Attorney General Jon Bruning plans to make “deficit reduction” the battle cry of his bid for U.S. Senate.
Bruning, 41, hammered away at that point in an interview on the eve of the formal start to his campaign for the Republican nomination. He also said Tuesday that he believes it's time the nation had an honest discussion about Social Security and Medicare, saying he could support benefit reductions for younger workers.

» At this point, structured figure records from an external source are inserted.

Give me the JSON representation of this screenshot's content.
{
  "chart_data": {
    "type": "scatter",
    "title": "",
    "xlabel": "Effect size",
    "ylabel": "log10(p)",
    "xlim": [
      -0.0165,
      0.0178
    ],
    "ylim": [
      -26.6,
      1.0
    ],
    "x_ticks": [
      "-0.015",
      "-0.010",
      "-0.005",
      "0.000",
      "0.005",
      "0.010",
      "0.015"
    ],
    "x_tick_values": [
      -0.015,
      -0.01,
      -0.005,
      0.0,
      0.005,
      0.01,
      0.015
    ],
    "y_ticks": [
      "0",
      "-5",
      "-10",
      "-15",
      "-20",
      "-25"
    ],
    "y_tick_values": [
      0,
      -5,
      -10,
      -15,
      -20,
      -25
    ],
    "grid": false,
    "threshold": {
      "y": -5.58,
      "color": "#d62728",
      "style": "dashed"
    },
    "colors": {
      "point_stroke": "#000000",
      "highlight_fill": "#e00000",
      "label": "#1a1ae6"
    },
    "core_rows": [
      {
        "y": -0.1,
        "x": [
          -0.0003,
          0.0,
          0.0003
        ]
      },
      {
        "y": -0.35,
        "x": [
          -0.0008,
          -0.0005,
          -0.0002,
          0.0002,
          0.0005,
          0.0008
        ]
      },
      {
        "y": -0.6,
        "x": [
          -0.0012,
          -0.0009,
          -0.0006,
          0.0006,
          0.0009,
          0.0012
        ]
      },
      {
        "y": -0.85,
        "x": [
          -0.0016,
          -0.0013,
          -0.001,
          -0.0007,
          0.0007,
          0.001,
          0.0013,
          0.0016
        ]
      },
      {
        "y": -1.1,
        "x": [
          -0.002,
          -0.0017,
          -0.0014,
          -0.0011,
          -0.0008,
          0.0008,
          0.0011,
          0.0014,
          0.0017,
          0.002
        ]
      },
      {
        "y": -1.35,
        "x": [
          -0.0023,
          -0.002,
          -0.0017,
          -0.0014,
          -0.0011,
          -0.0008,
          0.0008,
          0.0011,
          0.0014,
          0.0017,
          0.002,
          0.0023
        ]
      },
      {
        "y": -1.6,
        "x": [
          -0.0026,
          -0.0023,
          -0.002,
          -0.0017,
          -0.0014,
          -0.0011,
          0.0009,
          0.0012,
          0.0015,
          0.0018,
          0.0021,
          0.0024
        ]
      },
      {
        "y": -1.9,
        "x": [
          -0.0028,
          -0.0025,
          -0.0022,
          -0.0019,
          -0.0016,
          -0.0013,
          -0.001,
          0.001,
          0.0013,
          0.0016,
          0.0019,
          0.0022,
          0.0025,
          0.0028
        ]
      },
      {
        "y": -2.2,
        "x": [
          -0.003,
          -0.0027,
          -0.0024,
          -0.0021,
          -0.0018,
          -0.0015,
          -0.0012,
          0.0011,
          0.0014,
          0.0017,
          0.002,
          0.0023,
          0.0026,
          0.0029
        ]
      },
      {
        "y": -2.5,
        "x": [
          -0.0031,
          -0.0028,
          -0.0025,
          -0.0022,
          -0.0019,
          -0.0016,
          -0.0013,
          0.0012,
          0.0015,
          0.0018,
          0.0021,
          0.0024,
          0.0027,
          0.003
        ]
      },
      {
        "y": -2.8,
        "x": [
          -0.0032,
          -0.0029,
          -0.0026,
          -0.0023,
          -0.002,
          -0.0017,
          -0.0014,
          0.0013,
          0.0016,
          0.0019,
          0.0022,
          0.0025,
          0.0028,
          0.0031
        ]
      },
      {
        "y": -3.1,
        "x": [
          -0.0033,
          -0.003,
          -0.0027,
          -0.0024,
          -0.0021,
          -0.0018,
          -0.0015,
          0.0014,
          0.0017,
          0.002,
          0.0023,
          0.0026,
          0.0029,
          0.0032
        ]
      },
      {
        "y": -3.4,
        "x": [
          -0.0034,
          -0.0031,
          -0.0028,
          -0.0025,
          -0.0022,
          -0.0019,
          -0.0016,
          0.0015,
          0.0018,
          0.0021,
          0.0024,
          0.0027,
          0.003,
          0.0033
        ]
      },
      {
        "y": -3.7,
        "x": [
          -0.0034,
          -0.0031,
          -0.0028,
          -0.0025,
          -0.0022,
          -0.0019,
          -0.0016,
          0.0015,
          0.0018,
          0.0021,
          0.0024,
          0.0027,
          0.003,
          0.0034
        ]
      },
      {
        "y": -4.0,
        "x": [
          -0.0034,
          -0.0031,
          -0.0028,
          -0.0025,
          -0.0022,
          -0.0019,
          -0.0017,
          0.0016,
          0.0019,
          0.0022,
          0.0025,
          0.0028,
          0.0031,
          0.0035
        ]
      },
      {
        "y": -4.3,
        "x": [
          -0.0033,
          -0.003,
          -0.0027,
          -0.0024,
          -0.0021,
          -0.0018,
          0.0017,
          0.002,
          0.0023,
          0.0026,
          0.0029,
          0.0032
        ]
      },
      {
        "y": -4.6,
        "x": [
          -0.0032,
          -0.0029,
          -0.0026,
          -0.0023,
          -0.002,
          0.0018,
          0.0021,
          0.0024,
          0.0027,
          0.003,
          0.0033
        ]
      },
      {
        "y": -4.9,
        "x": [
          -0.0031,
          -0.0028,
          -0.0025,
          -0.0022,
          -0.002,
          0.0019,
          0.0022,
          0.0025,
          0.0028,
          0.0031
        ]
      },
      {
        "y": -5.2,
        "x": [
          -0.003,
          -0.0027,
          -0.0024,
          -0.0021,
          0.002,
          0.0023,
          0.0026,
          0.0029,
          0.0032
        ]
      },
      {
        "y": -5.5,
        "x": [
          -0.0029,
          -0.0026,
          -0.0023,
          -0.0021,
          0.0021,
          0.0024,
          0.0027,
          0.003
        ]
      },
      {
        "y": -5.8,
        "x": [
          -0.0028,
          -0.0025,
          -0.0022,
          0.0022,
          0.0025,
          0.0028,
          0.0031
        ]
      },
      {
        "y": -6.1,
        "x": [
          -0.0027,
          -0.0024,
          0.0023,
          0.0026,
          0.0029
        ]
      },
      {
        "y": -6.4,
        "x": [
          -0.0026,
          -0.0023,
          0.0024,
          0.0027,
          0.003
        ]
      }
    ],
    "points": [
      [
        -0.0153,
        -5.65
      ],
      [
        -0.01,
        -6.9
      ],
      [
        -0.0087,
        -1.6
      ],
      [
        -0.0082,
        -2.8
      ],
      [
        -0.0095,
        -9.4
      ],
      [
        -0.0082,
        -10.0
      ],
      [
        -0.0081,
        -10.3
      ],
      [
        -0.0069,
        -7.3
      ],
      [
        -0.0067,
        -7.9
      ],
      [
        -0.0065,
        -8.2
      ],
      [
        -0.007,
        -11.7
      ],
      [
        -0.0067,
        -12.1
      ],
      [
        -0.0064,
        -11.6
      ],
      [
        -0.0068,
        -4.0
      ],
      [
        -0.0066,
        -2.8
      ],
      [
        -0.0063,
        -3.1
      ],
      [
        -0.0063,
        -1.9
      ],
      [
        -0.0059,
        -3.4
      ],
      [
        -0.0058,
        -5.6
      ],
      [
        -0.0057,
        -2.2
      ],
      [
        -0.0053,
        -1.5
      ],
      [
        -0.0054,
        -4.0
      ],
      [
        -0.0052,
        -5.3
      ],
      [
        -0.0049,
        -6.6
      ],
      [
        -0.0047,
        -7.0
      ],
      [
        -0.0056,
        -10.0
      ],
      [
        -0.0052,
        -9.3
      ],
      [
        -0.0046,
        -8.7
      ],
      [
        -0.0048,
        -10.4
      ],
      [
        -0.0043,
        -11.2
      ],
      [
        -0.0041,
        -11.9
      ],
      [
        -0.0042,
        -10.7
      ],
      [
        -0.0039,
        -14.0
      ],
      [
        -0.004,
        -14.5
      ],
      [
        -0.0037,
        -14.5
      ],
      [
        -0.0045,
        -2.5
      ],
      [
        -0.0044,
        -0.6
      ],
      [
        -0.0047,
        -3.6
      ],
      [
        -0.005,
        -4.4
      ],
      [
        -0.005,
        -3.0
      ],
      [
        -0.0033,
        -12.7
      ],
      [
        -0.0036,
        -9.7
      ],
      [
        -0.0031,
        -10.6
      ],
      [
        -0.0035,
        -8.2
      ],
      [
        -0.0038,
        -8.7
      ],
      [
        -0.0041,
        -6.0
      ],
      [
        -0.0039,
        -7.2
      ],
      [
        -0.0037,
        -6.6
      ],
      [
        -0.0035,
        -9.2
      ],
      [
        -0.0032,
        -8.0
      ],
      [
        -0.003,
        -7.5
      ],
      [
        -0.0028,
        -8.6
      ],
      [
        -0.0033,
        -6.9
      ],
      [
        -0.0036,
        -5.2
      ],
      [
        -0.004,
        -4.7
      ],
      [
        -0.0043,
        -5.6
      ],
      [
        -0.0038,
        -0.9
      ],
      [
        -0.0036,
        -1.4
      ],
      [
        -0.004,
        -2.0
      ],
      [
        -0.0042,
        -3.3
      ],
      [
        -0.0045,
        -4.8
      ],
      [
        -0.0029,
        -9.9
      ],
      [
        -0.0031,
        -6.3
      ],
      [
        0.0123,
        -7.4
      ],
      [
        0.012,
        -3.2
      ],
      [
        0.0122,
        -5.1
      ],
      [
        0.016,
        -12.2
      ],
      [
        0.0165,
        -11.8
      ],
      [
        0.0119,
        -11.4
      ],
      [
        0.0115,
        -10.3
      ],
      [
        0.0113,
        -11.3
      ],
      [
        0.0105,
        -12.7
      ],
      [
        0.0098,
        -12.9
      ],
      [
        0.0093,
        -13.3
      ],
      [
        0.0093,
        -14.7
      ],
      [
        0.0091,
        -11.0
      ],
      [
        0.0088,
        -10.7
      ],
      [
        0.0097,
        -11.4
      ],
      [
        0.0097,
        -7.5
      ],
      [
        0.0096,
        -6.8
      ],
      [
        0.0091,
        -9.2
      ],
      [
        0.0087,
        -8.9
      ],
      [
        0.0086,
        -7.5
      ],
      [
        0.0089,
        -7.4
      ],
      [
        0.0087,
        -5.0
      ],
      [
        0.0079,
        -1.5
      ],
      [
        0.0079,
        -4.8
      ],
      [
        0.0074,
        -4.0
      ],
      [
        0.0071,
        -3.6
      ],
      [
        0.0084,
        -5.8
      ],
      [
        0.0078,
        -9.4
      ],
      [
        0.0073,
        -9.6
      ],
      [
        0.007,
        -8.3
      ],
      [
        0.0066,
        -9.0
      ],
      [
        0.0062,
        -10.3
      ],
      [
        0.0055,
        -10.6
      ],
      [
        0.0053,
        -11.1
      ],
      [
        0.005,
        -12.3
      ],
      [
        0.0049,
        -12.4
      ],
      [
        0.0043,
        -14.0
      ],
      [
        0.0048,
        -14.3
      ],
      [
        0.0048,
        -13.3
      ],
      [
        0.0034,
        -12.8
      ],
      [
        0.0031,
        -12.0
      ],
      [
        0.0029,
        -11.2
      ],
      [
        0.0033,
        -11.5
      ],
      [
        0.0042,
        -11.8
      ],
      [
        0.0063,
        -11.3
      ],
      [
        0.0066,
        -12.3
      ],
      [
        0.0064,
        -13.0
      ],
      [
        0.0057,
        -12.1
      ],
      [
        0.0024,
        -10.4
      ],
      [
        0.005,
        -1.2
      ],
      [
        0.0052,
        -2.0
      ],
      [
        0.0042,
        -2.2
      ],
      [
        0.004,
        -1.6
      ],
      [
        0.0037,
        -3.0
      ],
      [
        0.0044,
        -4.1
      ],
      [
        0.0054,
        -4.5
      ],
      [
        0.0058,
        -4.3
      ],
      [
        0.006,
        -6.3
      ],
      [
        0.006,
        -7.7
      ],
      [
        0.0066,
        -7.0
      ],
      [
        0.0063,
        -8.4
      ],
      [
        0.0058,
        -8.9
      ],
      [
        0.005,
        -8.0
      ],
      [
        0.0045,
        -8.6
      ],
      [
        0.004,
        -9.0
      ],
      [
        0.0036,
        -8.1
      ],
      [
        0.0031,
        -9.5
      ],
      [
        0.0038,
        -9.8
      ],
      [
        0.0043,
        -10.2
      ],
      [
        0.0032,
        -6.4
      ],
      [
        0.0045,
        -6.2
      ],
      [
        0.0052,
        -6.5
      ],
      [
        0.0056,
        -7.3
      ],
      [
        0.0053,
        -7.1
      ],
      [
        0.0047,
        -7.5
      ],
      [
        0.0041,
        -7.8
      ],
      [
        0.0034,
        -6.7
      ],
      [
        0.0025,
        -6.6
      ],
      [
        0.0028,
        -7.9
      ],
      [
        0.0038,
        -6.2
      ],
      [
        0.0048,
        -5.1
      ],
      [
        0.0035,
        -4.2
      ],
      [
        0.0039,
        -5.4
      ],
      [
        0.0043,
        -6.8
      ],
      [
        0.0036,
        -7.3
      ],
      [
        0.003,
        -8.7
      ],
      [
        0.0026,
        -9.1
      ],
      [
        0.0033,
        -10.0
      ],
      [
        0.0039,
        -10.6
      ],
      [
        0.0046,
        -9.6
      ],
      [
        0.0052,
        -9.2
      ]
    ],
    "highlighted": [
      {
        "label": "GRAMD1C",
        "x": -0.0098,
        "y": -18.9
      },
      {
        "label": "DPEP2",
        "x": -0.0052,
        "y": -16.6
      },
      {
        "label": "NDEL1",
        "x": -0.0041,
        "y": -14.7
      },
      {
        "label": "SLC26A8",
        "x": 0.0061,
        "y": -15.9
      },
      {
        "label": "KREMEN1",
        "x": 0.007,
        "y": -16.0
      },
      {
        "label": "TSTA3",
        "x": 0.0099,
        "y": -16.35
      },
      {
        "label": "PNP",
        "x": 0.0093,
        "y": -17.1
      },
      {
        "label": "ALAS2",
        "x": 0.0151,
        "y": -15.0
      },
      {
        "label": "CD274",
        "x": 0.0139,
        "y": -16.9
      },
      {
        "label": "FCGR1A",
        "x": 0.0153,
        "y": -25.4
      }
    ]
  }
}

Bruning, re-elected Nebraska's attorney general in November, is officially set to open his U.S. Senate campaign with a speech today at the State Capitol, followed by a 12-city tour.
He is the second GOP heavyweight to enter the 2012 race for a seat currently held by Sen. Ben Nelson, the state's most powerful Democrat.
State Treasurer Don Stenberg jumped into the race last month, following his own November election. In addition, Schuyler, Neb., businessman Pat Flynn has entered the fray.
The three could soon have company. Among those flirting with runs: State Sen. Deb Fischer of Valentine. She has said she will make a decision about her political future later this year.
A key question is whether Nelson ultimately will seek re-election. Republicans believe him ripe for ouster after casting a crucial vote for President Barack Obama's health care law, but Nelson maintains that he is leaning toward a run, hiring campaign staff.
Nelson said he would make his decision later this year. He has defended his vote on the health care law as much-needed reform, though he says he would consider improvements, including revisiting the controversial coverage mandate.
Bruning could be the GOP frontrunner. He has won three statewide bids for attorney general and has a proven ability to raise money. In addition, he previously represented the Gretna area for six years in the Nebraska Legislature.
It also is his second bid for U.S. Senate. He briefly mounted a campaign in 2007, seeking to challenge GOP incumbent Sen. Chuck Hagel for the nomination. Bruning was angered at Hagel's criticism of then-President George W. Bush's handling of the Iraq War.
However, Hagel decided against seeking re-election. Bruning later dropped out of the race when Republican Mike Johanns decided to run. Johanns had twice been elected Nebraska's governor and was coming off a stint as U.S. Secretary of Agriculture.
Bruning said he believes he is the best Republican to challenge Nelson, in part, because he was one of the first attorneys general to challenge the new health care law. Attorneys general from 27 states have filed suit against the law.
In addition to fighting the health care law, including its coverage mandate, Bruning said his top priority would be to reduce the size and scope of the federal government.
He called for an honest discussion about entitlement reform, saying he could support changes in Social Security and Medicare benefits for people who, like himself, are under 55 and have time to adjust to reductions.
For starters, Bruning said it's time to raise the nation's retirement age for younger workers, which would help secure the longtime financial stability of Social Security.
He has not yet settled on the new retirement age but said it should reflect the idea that Americans are living longer.
“When it comes to Social Security, everyone knows life expectancy is going up and people are retiring later,” said Bruning.
He also applauded a GOP plan by U.S. Rep. Paul Ryan, R-Wis., that calls for changes in Medicare benefits for future workers. He said he could support a plan where all retired workers are guaranteed basic medical care — and are given the option to buy additional private coverage.
“We have to recognize that the federal government can't pay for all of our health care, especially for those who can afford to pay for their own,” said Bruning.